Surrounded by a love knot of friends, Marjorie opened package after package, smiling at first, but tenderly tearful toward the last. She was especially touched by Jonas’s gift to her of a gorgeous Chinese vase which Brooke Hamilton had given him and which had been one of his few treasures. She also dropped two or three tears on an exquisite jade figure which Leslie Cairns had given her. She understood it to be a reminder of the momentous afternoon when she had worn the jade frock and they had gone together to President Matthews’ office.

When she had opened, loved and exclaimed over the last gift, a hand-embroidered lunch cloth from Kathie, every stitch of which had been taken by her patient fingers, she turned from the library table, now gaily blossoming with her riches, and opened both arms in a gesture of endearment.

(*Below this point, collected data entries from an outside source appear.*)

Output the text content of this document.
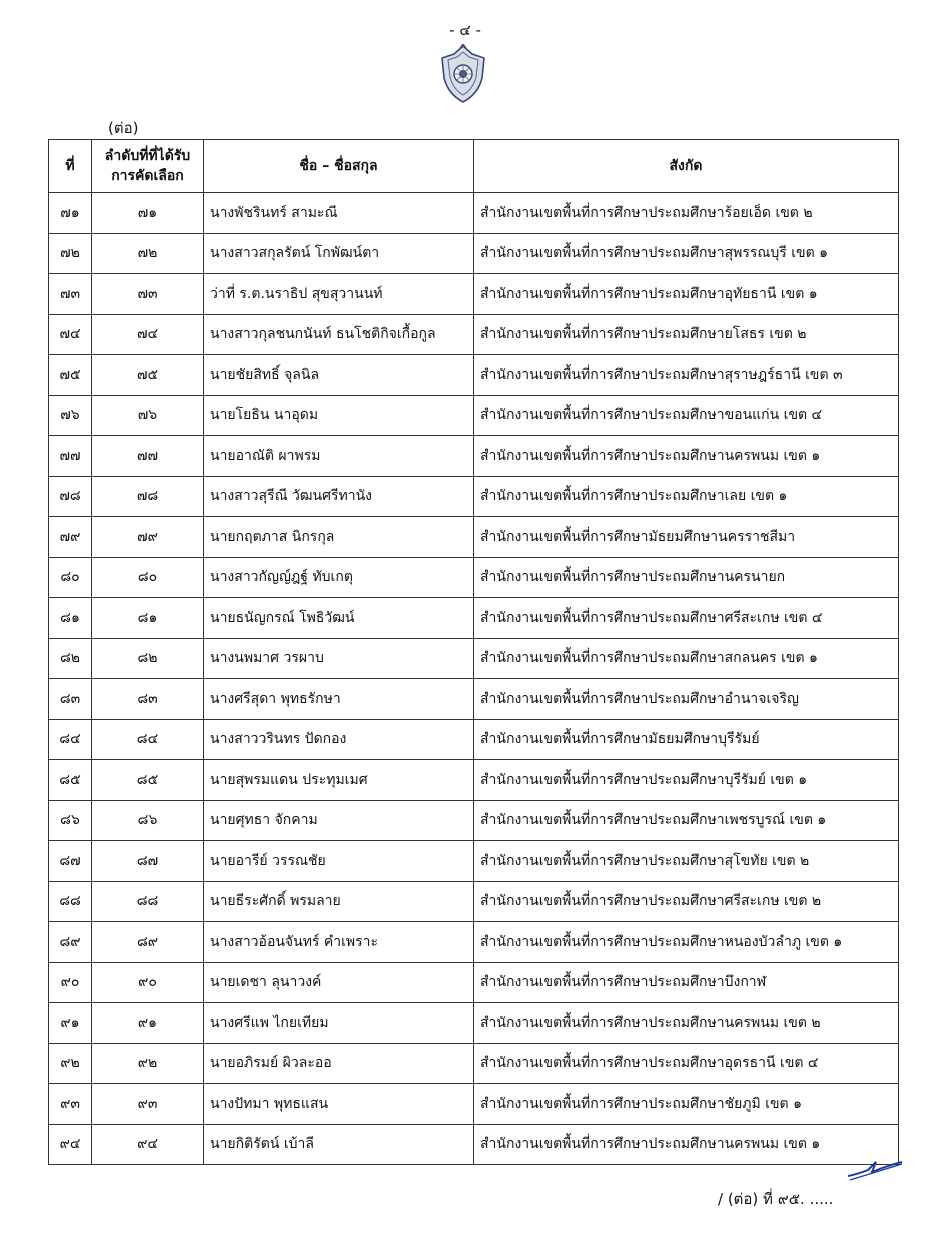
- ๔ -
(ต่อ)
ที่	ลำดับที่ที่ได้รับ
การคัดเลือก	ชื่อ – ชื่อสกุล	สังกัด
๗๑	๗๑	นางพัชรินทร์ สามะณี	สำนักงานเขตพื้นที่การศึกษาประถมศึกษาร้อยเอ็ด เขต ๒
๗๒	๗๒	นางสาวสกุลรัตน์ โกพัฒน์ตา	สำนักงานเขตพื้นที่การศึกษาประถมศึกษาสุพรรณบุรี เขต ๑
๗๓	๗๓	ว่าที่ ร.ต.นราธิป สุขสุวานนท์	สำนักงานเขตพื้นที่การศึกษาประถมศึกษาอุทัยธานี เขต ๑
๗๔	๗๔	นางสาวกุลชนกนันท์ ธนโชติกิจเกื้อกูล	สำนักงานเขตพื้นที่การศึกษาประถมศึกษายโสธร เขต ๒
๗๕	๗๕	นายชัยสิทธิ์ จุลนิล	สำนักงานเขตพื้นที่การศึกษาประถมศึกษาสุราษฎร์ธานี เขต ๓
๗๖	๗๖	นายโยธิน นาอุดม	สำนักงานเขตพื้นที่การศึกษาประถมศึกษาขอนแก่น เขต ๔
๗๗	๗๗	นายอาณัติ ผาพรม	สำนักงานเขตพื้นที่การศึกษาประถมศึกษานครพนม เขต ๑
๗๘	๗๘	นางสาวสุรีณี วัฒนศรีทานัง	สำนักงานเขตพื้นที่การศึกษาประถมศึกษาเลย เขต ๑
๗๙	๗๙	นายกฤตภาส นิกรกุล	สำนักงานเขตพื้นที่การศึกษามัธยมศึกษานครราชสีมา
๘๐	๘๐	นางสาวกัญญ์ฎฐ์ ทับเกตุ	สำนักงานเขตพื้นที่การศึกษาประถมศึกษานครนายก
๘๑	๘๑	นายธนัญกรณ์ โพธิวัฒน์	สำนักงานเขตพื้นที่การศึกษาประถมศึกษาศรีสะเกษ เขต ๔
๘๒	๘๒	นางนพมาศ วรผาบ	สำนักงานเขตพื้นที่การศึกษาประถมศึกษาสกลนคร เขต ๑
๘๓	๘๓	นางศรีสุดา พุทธรักษา	สำนักงานเขตพื้นที่การศึกษาประถมศึกษาอำนาจเจริญ
๘๔	๘๔	นางสาววรินทร ปัดกอง	สำนักงานเขตพื้นที่การศึกษามัธยมศึกษาบุรีรัมย์
๘๕	๘๕	นายสุพรมแดน ประทุมเมศ	สำนักงานเขตพื้นที่การศึกษาประถมศึกษาบุรีรัมย์ เขต ๑
๘๖	๘๖	นายศุทธา จักคาม	สำนักงานเขตพื้นที่การศึกษาประถมศึกษาเพชรบูรณ์ เขต ๑
๘๗	๘๗	นายอารีย์ วรรณชัย	สำนักงานเขตพื้นที่การศึกษาประถมศึกษาสุโขทัย เขต ๒
๘๘	๘๘	นายธีระศักดิ์ พรมลาย	สำนักงานเขตพื้นที่การศึกษาประถมศึกษาศรีสะเกษ เขต ๒
๘๙	๘๙	นางสาวอ้อนจันทร์ คำเพราะ	สำนักงานเขตพื้นที่การศึกษาประถมศึกษาหนองบัวลำภู เขต ๑
๙๐	๙๐	นายเดชา ลุนาวงค์	สำนักงานเขตพื้นที่การศึกษาประถมศึกษาบึงกาฬ
๙๑	๙๑	นางศรีแพ ไกยเทียม	สำนักงานเขตพื้นที่การศึกษาประถมศึกษานครพนม เขต ๒
๙๒	๙๒	นายอภิรมย์ ผิวละออ	สำนักงานเขตพื้นที่การศึกษาประถมศึกษาอุดรธานี เขต ๔
๙๓	๙๓	นางปัทมา พุทธแสน	สำนักงานเขตพื้นที่การศึกษาประถมศึกษาชัยภูมิ เขต ๑
๙๔	๙๔	นายกิติรัตน์ เบ้าลี	สำนักงานเขตพื้นที่การศึกษาประถมศึกษานครพนม เขต ๑
/ (ต่อ) ที่ ๙๕. .....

“I haven’t any words dear enough to tell you in how much I love you, and thank you,” she said. “I only know I do. It seems to me my life has been nothing but a succession of glorious surprises. I think I’ve been given so much more than my share of love and happiness.”

A chorus of fond dissent greeted her earnestly humble words.

“Sh-h. That’s only half of my speech.” She held up a playfully admonishing finger. “The other half is about Miss Susanna. It’s something I’ve been wishing to ask her a long time. Because she has loved me in the same way Captain and General have loved me I have the courage to ask this great favor. Captain and General know I am going to ask it. So does Hal. Please, Goldendede, dear Goldendede, may Hal and I be married at the Arms on Mr. Brooke’s birthday?”

May you?” Miss Susanna got up from her chair and came straight to Marjorie. On her small, keen face shone the light of a great devotion. “May you?” she repeated. “How could you know, child, that this was what I wished for most. I never dared mention it to you. It seemed so selfish in me. You’ve given me the great and only birthday present.”